SAUH BAGI JIWA
“Akan tetapi, jika Anak Manusia itu datang, adakah Ia mendapati iman di bumi?” (Lukas 18:8)
“Akan tetapi, jika Anak Manusia itu datang, adakah Ia mendapati iman di bumi?” (Lukas 18:8)
Setiap zaman memiliki tantangannya tersendiri. Alkitab menceritakan tentang tantangan zaman yang dihadapi umat Tuhan di masa akhir (2Tim 3:1-9). Di akhir zaman, orang-orang akan memberontak terhadap orang tua, tidak dapat mengekang diri, tidak suka akan yang baik, tidak mempedulikan agama, dan lebih menuruti hawa nafsu ketimbang Allah. Ini merupakan gambaran manusia yang menyedihkan di akhir zaman.
Dengan kata lain, manusia yang hidup di akhir zaman memegang nilai hidup kebebasan dan hedonisme dengan slogan, “Apa yang saya suka, akan saya lakukan. Hidup hanya sekali, jadi nikmatilah sepuas-puasnya.” Nilai-nilai demikian sesungguhnya sudah melekat pada manusia zaman sekarang. Mereka mengejar kebanggaan, atau prestige, misalnya dengan menggunakan merk atau brand tertentu, gaya hidup mewah dan fashionable yang disertai dengan nongkrong di cafe-cafe dan selalu eksis di media sosial. Mereka pun cenderung tidak peduli dengan keadaan sosial sekitar mereka, karena lebih berfokus pada gadget di tangan dan tidak dapat hidup tanpa internet.
Melihat keadaan yang demikian, tidak mengherankan akhirnya orang beriman pun akan mengalami krisis iman di akhir zaman. Oleh karena perkembangan ilmu pengetahuan dan teknologi, mereka lebih percaya pada jawaban yang diberikan search engine dibandingkan dengan jawaban dalam Alkitab. Walaupun sesungguhnya Alkitab tidak pernah usang ditelan zaman (1Ptr 1:23-25).
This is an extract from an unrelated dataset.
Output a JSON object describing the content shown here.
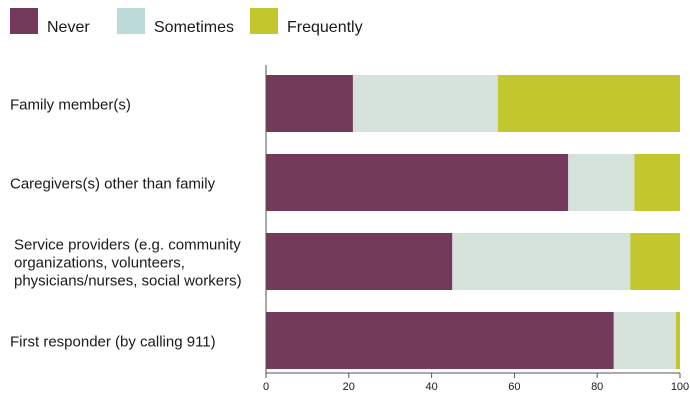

Sebagian lagi akan berpikir bahwa dengan semakin cepatnya koneksi internet, maka video khotbah dan artikel rohani pun dapat dengan mudah diperoleh hanya melalui sentuhan layar di gadget, tanpa perlu repot-repot datang beribadah dan mengikuti persekutuan secara tatap muka. Apakah benar demikian? Sesungguhnya Allah menginginkan agar anak-anak-Nya hidup bergereja, berkomunitas dan bersekutu layaknya domba yang hidup berkerumun dengan domba-domba lainnya; saling membantu dan membangun saudara-saudari seiman (Ibr 10:25).
Melihat keadaan di atas, tak mengherankan apabila banyak orang percaya menjadi miskin pengalaman rohani bersama Tuhan. Bagi mereka, agama hanyalah status; mereka tidak benar-benar merasakan pentingnya Tuhan dan ibadah. Seakan-akan Tuhan tidak hadir dalam hidup mereka. Padahal mungkin orang tua mereka memiliki banyak kesaksian bagaimana Tuhan menyertai hidup mereka. Bila kita semakin sulit untuk merasakan pengalaman rohani bersama Tuhan, ini adalah tanda-tanda peringatan bagi iman kita.
Timotius adalah pemuda yang mempunyai iman yang dipuji oleh rasul Paulus (2Tim 1:5). Mengapa imannya bertumbuh? Iman Timotius diturunkan oleh nenek dan ibunya, karena mereka mengajarkan pengetahuan kebenaran, menceritakan pengalaman rohani kepada Timotius, dan hidup sebagai teladan. Timotius sendiri, sejak ia kecil sudah mengenal Kitab Suci dan mempelajari firman Tuhan (2Tim 3:5). Paulus memberikan tanggung jawab kepada Timotius untuk menggembalakan gereja, melakukan pelayanan, dan menjadi teladan di usianya yang masih muda (1Tim 4:12-15).
Janganlah kita menjadi serupa dengan angkatan dunia. Kita harus membedakan diri sebagai anak-anak Allah di antara dunia. Tuhan menyertai kita.